People’s spiritual awareness varies throughout the day, rather than being constant, a new study has found.
Researchers from the University of Connecticut found that people had the highest levels of spiritual awareness in the morning and while engaged in activities such as praying, worship, and meditation.
Spiritual awareness also was high when people listened to music, read, or exercised. It was low while people were doing work-related activities or playing video games.
Being at work reduced spiritual awareness, which the authors measured as self-reported awareness of God, a higher power, or larger ideal.

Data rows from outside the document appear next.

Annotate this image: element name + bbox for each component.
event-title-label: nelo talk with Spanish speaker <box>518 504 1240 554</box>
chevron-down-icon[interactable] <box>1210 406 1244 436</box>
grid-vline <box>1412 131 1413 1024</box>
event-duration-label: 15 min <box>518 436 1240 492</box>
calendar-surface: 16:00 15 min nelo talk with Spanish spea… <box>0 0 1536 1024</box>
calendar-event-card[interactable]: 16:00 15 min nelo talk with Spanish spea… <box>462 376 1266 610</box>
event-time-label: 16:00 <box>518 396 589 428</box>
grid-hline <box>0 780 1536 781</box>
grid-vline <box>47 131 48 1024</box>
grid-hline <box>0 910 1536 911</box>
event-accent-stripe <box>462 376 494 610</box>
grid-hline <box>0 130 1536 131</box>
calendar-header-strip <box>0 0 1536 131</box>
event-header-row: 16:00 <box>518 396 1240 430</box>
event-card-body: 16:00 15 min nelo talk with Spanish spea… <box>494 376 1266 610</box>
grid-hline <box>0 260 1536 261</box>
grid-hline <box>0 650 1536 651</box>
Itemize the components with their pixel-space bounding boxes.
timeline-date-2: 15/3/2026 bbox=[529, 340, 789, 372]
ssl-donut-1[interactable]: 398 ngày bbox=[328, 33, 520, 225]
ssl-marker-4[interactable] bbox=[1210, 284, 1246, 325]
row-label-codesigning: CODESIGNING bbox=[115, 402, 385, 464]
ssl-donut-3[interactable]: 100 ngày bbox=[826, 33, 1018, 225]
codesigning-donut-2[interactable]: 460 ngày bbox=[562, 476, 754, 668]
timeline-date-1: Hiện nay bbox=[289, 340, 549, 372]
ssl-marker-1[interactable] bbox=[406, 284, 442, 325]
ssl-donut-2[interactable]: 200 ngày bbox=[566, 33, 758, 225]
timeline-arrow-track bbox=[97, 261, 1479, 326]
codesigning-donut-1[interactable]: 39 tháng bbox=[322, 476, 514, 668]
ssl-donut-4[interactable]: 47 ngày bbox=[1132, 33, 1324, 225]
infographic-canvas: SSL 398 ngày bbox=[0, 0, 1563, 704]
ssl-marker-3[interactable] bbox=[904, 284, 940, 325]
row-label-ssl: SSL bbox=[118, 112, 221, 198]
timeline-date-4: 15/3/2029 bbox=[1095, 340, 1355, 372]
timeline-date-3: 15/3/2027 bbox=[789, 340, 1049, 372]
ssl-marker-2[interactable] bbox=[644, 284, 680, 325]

Those who worked the most appeared to have the lowest awareness. The study also found that the kind of people who watched the news had higher overall spiritual awareness than those who did not; however, the act of watching the news lowered awareness for everyone.
“What surprised us is how much people vary in awareness of God across the day and across activities,” said co-author Bradley R E Wright, an associate professor of sociology at the University of Connecticut.
“There is a complex interplay between spiritual awareness and the situation,” Wright said.
“Sometimes the situation you are in affects your spiritual awareness. Other times your spiritual awareness affects the situation you’re in,” Wright said.
This study analyses data from the larger SoulPulse study, which collects data using participants’ smartphones. This experience sampling method allowed researchers to track spiritual awareness in real time during study participants’ normal daily activities.
A total of 2,439 people in the US took two SoulPulse surveys each day for two weeks between November 2013 and May 2015. Wright and his collaborators used that data for their study.
Each daily survey included 15 to 25 randomly selected questions from a larger pool of 120 daily questions.
Although the participants of the study were socially and geographically diverse, the study group is not a representative sample of US because it was limited to people who owned a smartphone and who self-selected into the study, researchers said.
The study will be presented at the 110th Annual Meeting of the American Sociological Association in Chicago.